Crisis in Eastern Europe

 

From International Socialism (1st series), No.96, March 1977, pp.4-5.
Transcribed & marked up by Einde O’Callaghan for ETOL.

 

THE PUBLICATION of Charter 77 in Prague on January 1 has shifted the focus of the crisis from Poland to Czechoslovakia. The Central Committee of the Polish United Workers Party has taken a series of measures designed to stave off the crisis analysed by Chris Harman in International Socialism 93-94. In November the proportion of national income to be devoted to investment in the next five year plan was cut from one third to one quarter. This should result in more consumer goods appearing in the shops. In December major concessions were made to small capitalists – the amount of their tax-free income was doubled and the allowance made before turnover tax comes into operation was increased six times. It is hoped that this will ease production bottlenecks and reduce dependence on Western imports. It will certainly stimulate corruption and the black market and lead to the creation of a class of small businessmen.

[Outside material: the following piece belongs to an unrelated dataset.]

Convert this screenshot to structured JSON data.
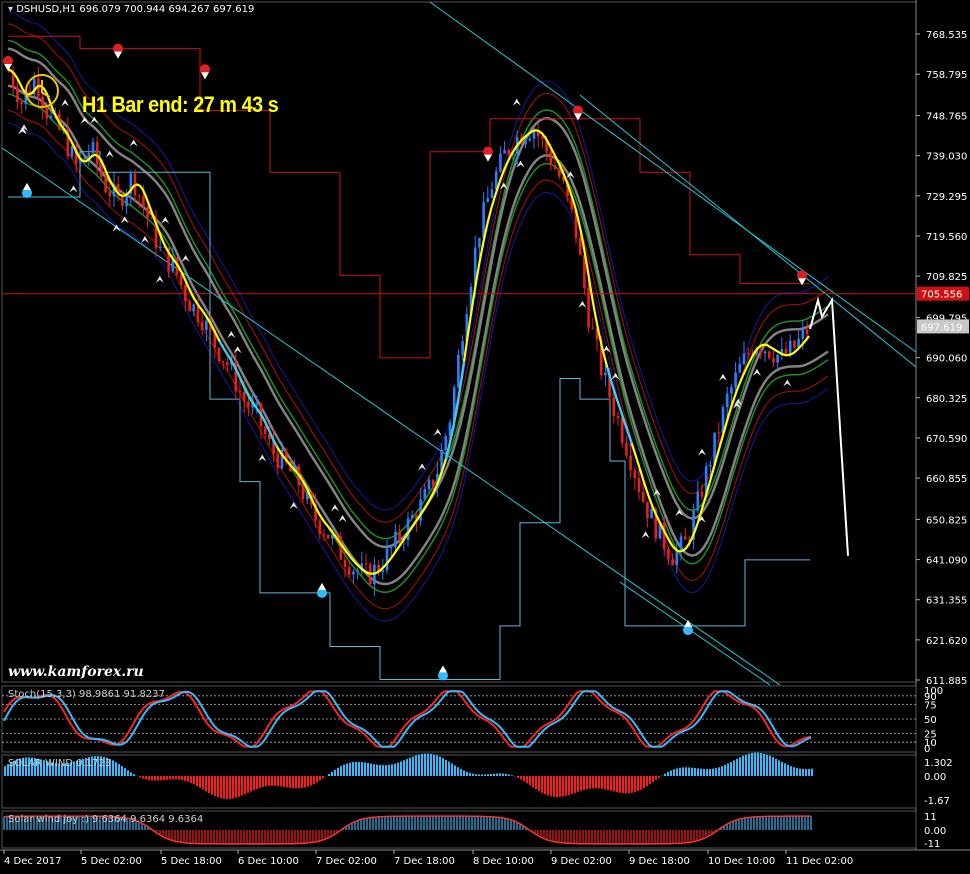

At the same time, political concessions have been made. At least 70 workers remain in prison. Organisation inside the factory is smashed and many militants have been sacked or re-employed at lower grades. But Gierek, the Polish party boss, has announced that it might be possible to envisage at some point – possibly May Day – an amnesty for imprisoned militants. Those still employed were praised in September and awarded big bonuses. The Workers Defence Committee in Warsaw has suffered the same cat-and-mouse treatment. They have been harassed, vilified and occasionally looted of funds, but some supporters have been allowed to travel to the west and back and no serious charges have yet been made. The regime has even publicly debated the Committee on points of law.

The crisis in Czechoslovakia is, at the moment, a political one. The publication of Charter 77 shows every sign of being a well planned political move. It coincides with the run up to a conference to be held in Belgrade in July which will review the 1975 ‘détente’ agreement on Human Rights signed at Helsinki, thus putting the Czech government, and to a lesser extent the Russians, in the hot seat. In one month the original 242 signatories have grown to over 400 and have had widespread support outside the country. 28 Hungarian intellectuals and eight Rumanians have publicly supported the Charter. Not only the capitalist press but also the bulk of the West European Communist Parties have publicised the Charter and the subsequent repression of the signatories.

The political impact of the Charter has been considerable because the original signatories include some who are fairly widely regarded as the authentic national leadership in the struggle against Russian domination. Among these are Jiri Hajek, Dubcek’s foreign minister from 1968, and two other members of the Central Committee from that period – Mlynar and Kriegel.

The response of the bureaucracy has been sharp. They cannot afford to concede to the men they replaced and they must follow the lead of the Russians who put them in office. On January 12 the official paper Rudé Právo published a vicious attack couched in the classic language of Stalinism. The signatories were attacked as acting ‘at the order of anti-Communist and Zionist centres’, whose main purpose was to ‘revive political corpses, both in the ranks of emigrants from the social countries, and among the remnants of the class enemies in these countries, renegades as well as various criminal and anti-social elements. The Charter speaks from cosmopolitan positions, from the class positions of the defeated reactionary bourgeoisie and rejects socialism as a social system.’ (Note: In Stalinist shorthand ‘cosmopolitan’ mean ‘Jewish’ – blatant anti-semitism is a typical feature of Stalinism).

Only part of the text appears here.